胃癌是消化系统最常见的恶性肿瘤之一,其发病率高,恶性程度高,侵袭力强,目前仍认为外科手术是治疗胃癌重要而有效的措施[1]。在就诊的胃癌患者中,早期胃癌患者不足10%,多数患者就诊时已处于进展期。据报道,进展期胃癌术后5年生存率30% ~50%,多不超过60%[2-3]。近年来,为提高胃癌的治疗效果,在以完善的外科手术为基础的条件下,辅以化学治疗(化疗)、放射治疗(放疗)、免疫治疗等其他治疗措施成为进展期胃癌的主要治疗模式[4-6]。胃癌围手术期化疗可提高进展期胃癌的胃切缘显微镜下未见癌细胞(R0)切除率,清除微转移病灶并降低肿瘤分期,成为改善治疗胃癌效果的目标。越来越多的证据表明,围手术期化疗可显著改善患者术后生存情况,因此日益受到重视。笔者拟对围手术期化疗方案的起源、化疗方案、临床应用及展望等进行阐述。

1 围手术期化疗概况

胃癌化疗的研究起初源于20世纪70年代,起初为局部化疗,对胃癌患者进行术前动脉灌注化疗,以甲氨蝶呤、长春新碱、丝裂霉素的单一制剂或联合用药。结果表明,灌注化疗组比对照组中位生存期可延长3年,而对于发生浆膜侵犯的胃癌病例(病理分期T4)则更为显著,但后来随着对化疗药物的系统研究,该方法应用减少。20世纪70年代中期到20世纪80年代中期,有学者研究发现,通过术前化疗可缩小肿瘤体积,原本无法切除的胃癌重新获得手术切除的机会,这开启了系统化疗的进程。
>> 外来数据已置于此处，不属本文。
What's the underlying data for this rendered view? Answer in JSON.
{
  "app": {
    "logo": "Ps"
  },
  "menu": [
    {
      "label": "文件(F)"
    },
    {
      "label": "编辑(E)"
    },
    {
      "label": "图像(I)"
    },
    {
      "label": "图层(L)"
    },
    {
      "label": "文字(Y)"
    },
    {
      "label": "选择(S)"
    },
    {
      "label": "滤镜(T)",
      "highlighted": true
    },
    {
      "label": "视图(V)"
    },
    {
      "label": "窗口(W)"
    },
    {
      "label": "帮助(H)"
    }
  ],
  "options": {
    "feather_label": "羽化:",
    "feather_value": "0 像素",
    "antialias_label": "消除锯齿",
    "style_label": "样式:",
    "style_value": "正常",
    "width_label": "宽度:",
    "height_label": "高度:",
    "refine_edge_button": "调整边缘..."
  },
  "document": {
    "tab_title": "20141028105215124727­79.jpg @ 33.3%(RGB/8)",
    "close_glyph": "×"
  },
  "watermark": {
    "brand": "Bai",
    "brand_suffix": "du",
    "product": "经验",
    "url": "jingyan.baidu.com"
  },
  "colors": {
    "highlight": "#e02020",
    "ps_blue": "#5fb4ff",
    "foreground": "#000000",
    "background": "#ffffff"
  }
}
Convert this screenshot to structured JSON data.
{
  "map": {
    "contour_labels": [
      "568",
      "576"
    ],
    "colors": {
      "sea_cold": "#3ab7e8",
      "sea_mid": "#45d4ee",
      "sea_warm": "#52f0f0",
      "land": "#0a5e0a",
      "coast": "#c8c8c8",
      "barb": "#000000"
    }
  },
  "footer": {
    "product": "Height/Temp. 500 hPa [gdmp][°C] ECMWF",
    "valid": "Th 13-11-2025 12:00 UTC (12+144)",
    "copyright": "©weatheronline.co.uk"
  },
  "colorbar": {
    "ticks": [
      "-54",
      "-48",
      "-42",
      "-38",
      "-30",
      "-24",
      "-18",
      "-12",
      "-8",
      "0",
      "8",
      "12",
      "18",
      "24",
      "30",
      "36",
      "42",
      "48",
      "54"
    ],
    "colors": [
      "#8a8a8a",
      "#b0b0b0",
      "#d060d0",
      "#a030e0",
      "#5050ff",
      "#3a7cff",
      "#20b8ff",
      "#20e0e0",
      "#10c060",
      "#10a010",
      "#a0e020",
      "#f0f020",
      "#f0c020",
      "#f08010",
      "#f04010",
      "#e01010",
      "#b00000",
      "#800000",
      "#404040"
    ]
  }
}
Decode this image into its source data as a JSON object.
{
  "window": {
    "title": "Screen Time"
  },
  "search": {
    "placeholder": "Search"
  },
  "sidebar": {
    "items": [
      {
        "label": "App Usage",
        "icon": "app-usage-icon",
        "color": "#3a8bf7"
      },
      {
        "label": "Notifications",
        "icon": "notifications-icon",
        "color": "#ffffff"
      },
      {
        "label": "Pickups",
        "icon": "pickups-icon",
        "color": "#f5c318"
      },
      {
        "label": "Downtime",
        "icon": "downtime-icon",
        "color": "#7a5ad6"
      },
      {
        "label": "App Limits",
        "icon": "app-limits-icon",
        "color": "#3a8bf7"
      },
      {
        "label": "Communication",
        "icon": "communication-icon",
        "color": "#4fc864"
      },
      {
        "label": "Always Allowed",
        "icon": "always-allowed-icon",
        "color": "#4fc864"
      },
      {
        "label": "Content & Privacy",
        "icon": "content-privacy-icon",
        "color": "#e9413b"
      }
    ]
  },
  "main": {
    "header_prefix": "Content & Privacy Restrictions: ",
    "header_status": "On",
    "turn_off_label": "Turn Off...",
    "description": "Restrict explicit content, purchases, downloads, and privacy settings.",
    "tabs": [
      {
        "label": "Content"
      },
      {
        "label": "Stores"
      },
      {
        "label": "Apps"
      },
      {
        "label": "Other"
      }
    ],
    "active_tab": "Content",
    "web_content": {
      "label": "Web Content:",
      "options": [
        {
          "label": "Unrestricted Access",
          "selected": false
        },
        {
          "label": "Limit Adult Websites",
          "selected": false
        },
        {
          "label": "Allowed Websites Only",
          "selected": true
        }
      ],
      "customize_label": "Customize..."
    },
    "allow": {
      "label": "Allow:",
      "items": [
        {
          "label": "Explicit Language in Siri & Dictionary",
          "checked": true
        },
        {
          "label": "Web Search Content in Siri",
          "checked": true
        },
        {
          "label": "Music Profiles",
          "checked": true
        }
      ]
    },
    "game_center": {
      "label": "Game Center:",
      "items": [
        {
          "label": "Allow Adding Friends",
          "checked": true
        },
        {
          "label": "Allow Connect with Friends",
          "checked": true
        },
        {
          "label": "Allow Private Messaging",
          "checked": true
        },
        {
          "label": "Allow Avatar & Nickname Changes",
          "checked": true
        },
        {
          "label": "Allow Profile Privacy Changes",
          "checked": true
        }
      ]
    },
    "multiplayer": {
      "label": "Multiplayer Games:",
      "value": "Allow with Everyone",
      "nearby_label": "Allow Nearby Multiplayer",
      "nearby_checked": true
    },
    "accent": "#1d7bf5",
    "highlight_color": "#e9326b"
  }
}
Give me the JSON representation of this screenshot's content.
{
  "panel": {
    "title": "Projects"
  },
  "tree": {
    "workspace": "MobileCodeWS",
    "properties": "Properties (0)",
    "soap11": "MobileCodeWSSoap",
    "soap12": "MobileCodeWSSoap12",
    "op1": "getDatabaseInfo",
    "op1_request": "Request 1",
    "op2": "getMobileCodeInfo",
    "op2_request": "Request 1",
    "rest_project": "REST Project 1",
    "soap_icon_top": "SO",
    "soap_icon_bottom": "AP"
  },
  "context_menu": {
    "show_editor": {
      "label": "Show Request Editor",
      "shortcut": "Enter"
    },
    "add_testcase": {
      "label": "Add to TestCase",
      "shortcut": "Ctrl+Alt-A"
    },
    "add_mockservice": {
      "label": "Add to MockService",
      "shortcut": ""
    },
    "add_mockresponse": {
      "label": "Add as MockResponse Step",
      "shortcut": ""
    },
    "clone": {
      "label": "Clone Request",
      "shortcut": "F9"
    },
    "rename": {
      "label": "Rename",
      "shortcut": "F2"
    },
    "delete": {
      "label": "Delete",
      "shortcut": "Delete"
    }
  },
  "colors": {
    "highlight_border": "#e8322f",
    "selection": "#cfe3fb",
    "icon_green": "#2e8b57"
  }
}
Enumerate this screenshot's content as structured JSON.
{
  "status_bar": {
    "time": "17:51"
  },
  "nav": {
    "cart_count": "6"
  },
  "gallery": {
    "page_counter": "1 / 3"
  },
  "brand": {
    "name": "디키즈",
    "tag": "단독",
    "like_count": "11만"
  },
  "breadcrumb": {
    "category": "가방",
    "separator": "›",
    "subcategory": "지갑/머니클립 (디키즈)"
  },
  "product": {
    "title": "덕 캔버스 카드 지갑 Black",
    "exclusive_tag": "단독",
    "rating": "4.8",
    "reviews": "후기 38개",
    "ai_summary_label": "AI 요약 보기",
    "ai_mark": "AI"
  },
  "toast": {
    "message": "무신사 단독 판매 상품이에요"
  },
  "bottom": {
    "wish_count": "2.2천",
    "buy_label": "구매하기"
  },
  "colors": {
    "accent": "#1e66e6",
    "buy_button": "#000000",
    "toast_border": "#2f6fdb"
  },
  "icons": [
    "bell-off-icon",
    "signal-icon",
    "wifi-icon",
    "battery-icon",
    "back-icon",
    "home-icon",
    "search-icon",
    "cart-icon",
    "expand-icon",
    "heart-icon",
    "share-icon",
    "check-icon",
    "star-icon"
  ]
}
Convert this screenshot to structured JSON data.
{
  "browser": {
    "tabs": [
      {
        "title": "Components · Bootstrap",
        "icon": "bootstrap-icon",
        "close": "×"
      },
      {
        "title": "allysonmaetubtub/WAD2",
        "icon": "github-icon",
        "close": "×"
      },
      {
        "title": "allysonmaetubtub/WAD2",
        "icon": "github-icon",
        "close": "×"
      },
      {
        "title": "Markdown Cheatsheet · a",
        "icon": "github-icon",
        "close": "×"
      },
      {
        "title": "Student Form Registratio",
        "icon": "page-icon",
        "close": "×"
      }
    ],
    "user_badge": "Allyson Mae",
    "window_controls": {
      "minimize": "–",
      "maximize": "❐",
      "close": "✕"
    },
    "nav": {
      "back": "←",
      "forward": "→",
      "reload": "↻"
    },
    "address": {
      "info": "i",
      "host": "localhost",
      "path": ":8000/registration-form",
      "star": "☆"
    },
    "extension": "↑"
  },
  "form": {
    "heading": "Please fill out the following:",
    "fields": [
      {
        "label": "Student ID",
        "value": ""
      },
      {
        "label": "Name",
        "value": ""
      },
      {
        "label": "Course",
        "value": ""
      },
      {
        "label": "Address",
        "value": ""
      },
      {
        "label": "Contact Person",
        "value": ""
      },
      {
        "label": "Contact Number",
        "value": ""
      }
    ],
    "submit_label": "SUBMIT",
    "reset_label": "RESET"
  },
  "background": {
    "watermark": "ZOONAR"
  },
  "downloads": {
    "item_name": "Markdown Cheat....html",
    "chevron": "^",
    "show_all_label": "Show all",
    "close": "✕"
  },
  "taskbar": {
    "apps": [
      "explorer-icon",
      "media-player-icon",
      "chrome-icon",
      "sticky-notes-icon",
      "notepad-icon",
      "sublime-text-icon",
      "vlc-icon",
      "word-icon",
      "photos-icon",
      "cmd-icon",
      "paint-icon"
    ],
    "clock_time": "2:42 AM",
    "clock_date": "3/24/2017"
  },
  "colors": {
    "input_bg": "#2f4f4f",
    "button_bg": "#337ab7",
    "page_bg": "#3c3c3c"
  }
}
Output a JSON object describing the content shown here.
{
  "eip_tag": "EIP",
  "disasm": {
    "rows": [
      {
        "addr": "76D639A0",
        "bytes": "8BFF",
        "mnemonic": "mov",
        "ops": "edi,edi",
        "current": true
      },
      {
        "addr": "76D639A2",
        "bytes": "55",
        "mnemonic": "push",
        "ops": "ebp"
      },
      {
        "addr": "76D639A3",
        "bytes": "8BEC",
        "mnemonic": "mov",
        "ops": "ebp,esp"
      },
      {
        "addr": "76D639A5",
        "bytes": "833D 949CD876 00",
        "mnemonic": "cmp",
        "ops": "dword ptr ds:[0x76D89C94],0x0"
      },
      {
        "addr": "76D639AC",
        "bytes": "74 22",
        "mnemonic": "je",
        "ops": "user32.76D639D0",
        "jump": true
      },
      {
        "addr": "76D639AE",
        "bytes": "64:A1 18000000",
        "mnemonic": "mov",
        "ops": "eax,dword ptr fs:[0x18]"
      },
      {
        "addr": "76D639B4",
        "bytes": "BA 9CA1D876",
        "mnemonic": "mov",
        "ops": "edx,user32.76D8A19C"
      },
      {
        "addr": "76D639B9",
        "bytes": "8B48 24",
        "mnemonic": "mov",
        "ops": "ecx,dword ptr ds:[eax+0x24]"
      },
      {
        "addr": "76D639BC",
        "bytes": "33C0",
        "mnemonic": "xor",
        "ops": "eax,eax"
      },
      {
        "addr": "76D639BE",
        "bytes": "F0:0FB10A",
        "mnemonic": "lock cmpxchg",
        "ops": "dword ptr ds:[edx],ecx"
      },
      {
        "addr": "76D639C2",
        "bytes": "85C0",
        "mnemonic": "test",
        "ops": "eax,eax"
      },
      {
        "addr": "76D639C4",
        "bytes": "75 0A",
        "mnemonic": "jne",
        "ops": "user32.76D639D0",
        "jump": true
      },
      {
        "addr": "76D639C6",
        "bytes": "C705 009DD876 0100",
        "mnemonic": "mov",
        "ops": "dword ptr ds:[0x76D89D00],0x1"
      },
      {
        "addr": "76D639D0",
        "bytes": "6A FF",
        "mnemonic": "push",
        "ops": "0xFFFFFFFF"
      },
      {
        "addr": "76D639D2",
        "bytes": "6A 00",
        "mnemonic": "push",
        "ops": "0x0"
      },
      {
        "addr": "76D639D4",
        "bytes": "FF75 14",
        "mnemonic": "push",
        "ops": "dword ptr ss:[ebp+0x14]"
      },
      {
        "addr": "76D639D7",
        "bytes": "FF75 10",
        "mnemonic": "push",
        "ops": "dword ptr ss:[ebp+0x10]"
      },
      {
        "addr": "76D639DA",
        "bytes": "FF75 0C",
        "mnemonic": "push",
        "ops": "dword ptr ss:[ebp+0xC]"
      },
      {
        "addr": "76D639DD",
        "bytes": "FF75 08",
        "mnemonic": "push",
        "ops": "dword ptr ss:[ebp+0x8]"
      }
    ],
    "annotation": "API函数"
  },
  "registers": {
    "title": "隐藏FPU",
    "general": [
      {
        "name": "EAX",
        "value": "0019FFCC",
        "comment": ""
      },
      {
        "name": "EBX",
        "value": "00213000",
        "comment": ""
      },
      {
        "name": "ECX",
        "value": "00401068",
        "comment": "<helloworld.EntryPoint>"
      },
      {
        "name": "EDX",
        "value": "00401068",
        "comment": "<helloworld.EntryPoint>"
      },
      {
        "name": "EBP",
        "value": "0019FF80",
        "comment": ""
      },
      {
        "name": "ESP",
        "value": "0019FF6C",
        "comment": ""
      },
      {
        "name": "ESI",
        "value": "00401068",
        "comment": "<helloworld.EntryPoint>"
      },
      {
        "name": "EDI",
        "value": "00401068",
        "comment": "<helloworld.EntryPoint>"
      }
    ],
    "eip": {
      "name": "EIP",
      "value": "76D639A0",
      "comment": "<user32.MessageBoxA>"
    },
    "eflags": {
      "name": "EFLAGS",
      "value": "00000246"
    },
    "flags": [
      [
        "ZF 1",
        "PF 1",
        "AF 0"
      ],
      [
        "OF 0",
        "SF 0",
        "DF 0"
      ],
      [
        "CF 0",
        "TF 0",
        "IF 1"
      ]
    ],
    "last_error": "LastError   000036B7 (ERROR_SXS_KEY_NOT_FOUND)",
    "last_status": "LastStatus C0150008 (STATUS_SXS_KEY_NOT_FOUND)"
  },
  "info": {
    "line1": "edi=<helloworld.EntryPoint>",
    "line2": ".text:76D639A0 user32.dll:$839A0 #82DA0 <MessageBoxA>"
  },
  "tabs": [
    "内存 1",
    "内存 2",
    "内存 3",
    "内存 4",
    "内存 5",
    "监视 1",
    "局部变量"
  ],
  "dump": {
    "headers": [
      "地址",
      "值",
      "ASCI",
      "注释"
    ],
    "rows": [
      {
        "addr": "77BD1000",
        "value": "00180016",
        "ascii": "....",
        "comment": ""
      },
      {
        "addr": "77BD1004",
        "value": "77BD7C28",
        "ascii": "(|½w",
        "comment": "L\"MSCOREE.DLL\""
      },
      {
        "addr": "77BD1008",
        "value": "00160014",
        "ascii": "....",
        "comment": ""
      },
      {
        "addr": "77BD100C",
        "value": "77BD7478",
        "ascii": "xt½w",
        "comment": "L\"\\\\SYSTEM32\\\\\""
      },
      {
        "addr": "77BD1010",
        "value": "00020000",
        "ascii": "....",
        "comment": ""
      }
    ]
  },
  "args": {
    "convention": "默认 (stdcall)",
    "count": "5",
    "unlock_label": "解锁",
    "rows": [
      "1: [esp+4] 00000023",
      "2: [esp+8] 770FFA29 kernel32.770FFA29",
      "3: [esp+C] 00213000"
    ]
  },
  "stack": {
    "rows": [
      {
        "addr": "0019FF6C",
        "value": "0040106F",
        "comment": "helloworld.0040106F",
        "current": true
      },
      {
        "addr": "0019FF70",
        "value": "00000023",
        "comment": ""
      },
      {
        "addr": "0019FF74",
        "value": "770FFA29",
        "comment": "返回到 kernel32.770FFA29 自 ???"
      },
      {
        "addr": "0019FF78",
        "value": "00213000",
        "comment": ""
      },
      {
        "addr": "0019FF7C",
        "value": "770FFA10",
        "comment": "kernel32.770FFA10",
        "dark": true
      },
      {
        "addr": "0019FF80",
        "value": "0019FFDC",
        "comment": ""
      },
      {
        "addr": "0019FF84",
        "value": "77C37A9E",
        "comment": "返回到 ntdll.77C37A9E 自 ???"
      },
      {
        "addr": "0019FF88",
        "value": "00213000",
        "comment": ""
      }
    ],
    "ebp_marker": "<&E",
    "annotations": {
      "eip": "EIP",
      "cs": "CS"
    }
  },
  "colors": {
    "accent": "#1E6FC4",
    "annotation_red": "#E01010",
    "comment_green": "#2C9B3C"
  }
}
1982年,FREI提出新辅助化疗(neoadjuvant chemotherapy,NCT)理念,NCT是指在恶性肿瘤局部治疗、手术或放疗前给予局部或全身两个疗程的正规化疗,以降低肿瘤分期,故又被称为术前化疗[7]。NCT最初主要用于治疗晚期乳腺癌,后有学者发现该方案有助于控制胃癌病变、减少淋巴结受累、保留胃功能的效果。其理论依据是,通过术前辅助化疗,缩小肿瘤,并使微小的、隐匿的转移灶减少或清除,降低肿瘤分期,提高手术切除率,特别是R0的胃癌切除率,最终获得更佳手术疗效,达到提高患者长期生存率的效果。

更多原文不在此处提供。